The film promises a great escapade as we follow the children, but bogs down once Jamal reaches adulthood. We are forced to suspend our disbelief many, many times from this point on, which we wouldn't mind if the story was bloody good. Every ensuing plot point and event happens predictably and with impossibly perfect timing.




Although there are some rough torture and violence scenes in the beginning of the film (including rough treatment of children), the spirit of the film is one of "dogged" determination and triumph over obstacles, with a sense of destiny and a higher purpose running things. It actually changes in tone from an earnest look at the lives of the poor (earnest but hopeful, through children's eyes), to a slick coming-of-age gangster-type caper.



Hats off to director Danny Boyle who made a thoroughly Indian-feeling film (albeit very modern, with a Mumbai-meets-Harlem hip-hop vibe).
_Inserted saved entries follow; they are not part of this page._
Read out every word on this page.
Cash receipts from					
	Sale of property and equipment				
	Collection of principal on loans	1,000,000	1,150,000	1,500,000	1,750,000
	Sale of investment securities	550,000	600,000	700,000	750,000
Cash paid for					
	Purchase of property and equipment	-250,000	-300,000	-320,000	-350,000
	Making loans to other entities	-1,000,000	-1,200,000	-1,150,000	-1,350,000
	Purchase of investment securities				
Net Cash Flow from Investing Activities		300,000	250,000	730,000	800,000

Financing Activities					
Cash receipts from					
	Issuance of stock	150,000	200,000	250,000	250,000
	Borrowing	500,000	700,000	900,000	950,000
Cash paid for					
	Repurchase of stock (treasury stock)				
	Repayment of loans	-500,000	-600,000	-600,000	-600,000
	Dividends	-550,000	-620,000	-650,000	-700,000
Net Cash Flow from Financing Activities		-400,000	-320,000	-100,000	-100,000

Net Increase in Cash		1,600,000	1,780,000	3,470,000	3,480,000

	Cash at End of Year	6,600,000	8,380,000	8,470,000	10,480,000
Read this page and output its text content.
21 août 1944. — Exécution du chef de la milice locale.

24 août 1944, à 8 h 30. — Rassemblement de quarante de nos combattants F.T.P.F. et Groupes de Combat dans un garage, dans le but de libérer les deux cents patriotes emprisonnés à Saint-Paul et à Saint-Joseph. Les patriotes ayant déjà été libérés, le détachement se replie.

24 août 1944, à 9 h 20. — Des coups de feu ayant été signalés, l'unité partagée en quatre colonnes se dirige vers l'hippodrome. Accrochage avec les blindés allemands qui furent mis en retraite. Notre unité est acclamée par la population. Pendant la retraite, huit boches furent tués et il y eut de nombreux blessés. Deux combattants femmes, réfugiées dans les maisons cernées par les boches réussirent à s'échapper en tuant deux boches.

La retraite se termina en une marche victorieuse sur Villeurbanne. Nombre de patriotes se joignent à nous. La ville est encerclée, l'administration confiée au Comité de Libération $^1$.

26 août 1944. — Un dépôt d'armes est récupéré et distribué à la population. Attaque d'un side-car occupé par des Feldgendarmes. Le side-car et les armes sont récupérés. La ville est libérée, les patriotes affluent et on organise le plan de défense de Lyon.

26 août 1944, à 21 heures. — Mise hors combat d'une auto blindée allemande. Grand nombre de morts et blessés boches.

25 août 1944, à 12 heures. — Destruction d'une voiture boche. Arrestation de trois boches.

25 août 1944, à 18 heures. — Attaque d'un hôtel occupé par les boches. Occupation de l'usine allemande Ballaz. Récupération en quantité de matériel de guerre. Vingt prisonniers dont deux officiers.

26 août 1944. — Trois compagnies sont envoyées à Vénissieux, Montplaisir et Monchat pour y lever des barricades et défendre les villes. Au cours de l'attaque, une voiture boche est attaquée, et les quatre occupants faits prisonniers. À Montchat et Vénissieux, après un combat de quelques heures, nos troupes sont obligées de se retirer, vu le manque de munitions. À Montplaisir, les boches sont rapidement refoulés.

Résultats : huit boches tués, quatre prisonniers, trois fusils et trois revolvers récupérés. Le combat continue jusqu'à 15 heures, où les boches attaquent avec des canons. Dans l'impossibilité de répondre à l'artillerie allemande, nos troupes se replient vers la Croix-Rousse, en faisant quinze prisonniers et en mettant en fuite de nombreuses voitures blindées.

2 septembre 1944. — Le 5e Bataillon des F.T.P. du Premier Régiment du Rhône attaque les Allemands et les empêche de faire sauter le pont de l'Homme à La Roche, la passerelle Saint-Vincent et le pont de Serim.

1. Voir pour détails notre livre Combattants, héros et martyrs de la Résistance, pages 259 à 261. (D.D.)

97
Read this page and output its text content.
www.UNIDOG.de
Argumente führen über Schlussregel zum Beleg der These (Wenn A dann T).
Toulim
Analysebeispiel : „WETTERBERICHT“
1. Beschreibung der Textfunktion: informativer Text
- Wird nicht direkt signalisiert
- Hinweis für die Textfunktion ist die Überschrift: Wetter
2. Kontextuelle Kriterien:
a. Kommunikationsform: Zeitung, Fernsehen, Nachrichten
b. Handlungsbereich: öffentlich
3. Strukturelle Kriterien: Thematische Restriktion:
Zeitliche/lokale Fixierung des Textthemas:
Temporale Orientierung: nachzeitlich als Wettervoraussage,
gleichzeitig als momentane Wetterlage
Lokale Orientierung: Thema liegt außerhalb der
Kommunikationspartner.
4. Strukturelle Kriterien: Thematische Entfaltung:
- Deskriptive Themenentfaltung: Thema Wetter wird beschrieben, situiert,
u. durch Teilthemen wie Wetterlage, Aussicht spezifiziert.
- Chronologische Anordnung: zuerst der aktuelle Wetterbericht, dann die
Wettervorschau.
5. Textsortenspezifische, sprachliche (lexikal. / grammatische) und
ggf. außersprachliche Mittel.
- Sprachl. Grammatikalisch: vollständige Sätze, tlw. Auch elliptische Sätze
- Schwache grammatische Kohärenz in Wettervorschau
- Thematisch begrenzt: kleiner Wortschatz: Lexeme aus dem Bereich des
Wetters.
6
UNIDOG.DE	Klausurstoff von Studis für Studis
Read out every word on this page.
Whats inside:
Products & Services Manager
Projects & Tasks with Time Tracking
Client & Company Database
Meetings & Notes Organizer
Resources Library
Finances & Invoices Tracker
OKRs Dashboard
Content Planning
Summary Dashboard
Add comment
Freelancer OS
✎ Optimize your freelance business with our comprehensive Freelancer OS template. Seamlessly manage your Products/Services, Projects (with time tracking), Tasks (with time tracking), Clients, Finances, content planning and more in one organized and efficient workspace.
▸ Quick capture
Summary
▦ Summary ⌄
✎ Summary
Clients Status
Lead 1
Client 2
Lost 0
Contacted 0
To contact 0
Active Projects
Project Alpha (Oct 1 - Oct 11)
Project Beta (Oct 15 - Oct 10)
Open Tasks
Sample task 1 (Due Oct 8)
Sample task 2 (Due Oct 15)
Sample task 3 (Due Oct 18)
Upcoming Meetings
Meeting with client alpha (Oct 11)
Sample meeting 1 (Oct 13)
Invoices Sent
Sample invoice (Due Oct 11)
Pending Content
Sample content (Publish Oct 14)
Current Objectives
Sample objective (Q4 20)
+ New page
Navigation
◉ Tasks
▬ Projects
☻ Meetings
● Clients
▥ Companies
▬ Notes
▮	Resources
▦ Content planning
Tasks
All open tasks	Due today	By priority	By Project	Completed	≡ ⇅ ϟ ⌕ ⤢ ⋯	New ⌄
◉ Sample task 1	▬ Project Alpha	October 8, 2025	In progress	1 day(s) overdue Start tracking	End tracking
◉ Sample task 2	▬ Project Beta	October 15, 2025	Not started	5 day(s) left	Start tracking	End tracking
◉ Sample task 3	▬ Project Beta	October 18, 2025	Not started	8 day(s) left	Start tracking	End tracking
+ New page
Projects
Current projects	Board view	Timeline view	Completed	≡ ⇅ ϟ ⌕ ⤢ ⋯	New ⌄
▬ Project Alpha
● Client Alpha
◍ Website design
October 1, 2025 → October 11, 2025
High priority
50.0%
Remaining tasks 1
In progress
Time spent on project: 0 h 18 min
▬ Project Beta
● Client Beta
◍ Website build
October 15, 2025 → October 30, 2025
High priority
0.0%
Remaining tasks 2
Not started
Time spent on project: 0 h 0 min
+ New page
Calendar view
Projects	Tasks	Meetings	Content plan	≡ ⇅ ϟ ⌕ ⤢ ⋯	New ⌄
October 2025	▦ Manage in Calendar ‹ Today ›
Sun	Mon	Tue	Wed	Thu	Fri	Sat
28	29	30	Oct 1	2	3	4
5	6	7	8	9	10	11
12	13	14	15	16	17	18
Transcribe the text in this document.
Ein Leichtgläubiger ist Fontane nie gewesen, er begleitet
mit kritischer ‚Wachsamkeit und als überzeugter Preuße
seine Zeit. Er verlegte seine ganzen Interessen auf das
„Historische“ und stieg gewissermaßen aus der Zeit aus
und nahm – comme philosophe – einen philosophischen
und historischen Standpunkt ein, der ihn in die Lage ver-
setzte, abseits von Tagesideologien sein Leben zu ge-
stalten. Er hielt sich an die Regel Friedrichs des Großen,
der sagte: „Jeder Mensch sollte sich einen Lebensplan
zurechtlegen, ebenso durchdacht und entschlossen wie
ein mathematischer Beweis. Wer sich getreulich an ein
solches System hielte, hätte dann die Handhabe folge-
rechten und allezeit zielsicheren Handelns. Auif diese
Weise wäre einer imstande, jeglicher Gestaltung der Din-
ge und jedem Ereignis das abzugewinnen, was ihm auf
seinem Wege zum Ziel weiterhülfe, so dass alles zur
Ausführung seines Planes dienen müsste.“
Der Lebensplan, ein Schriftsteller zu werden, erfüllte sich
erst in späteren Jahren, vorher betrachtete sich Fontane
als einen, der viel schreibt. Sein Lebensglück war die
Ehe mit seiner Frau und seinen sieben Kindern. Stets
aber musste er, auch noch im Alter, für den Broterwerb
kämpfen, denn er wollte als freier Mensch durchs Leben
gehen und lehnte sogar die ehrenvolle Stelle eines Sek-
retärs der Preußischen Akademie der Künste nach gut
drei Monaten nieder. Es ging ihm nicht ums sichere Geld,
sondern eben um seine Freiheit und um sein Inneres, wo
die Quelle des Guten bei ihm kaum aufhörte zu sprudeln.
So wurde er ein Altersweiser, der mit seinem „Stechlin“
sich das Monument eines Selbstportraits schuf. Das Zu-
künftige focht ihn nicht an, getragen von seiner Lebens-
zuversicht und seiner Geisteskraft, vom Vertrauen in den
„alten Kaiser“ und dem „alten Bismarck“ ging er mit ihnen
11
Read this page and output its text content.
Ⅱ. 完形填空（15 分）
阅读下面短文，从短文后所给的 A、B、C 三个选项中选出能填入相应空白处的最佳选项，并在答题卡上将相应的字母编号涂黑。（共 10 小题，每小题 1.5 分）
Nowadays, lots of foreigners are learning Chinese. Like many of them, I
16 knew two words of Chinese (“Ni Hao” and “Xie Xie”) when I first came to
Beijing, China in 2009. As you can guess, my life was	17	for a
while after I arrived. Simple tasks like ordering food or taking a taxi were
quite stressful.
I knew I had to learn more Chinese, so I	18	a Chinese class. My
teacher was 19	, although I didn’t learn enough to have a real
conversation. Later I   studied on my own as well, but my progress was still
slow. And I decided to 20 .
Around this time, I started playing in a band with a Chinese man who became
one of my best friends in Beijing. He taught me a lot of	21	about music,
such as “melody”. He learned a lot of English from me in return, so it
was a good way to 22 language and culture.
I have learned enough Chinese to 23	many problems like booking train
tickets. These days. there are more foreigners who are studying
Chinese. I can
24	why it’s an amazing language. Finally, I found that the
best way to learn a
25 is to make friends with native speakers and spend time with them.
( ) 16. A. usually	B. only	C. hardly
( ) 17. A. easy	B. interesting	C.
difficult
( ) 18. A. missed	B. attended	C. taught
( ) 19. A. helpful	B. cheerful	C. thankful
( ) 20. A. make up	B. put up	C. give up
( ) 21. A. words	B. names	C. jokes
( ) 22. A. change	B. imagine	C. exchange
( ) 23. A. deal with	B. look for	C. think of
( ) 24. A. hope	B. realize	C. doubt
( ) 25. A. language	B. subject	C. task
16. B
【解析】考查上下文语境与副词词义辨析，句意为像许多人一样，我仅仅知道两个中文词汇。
Methinks Boyle likes trains (he directed "Trainspotting" and "Millions" which also have trains figuring prominently. And whether he knows it or not, Boyle's masterpiece is "Millions.") He uses trains as pounding, pulsing characters, driving the energy and action forward.



DO notice how India is looking more and more like the USA. DON'T expect too much from the film and you just might find it enjoyable.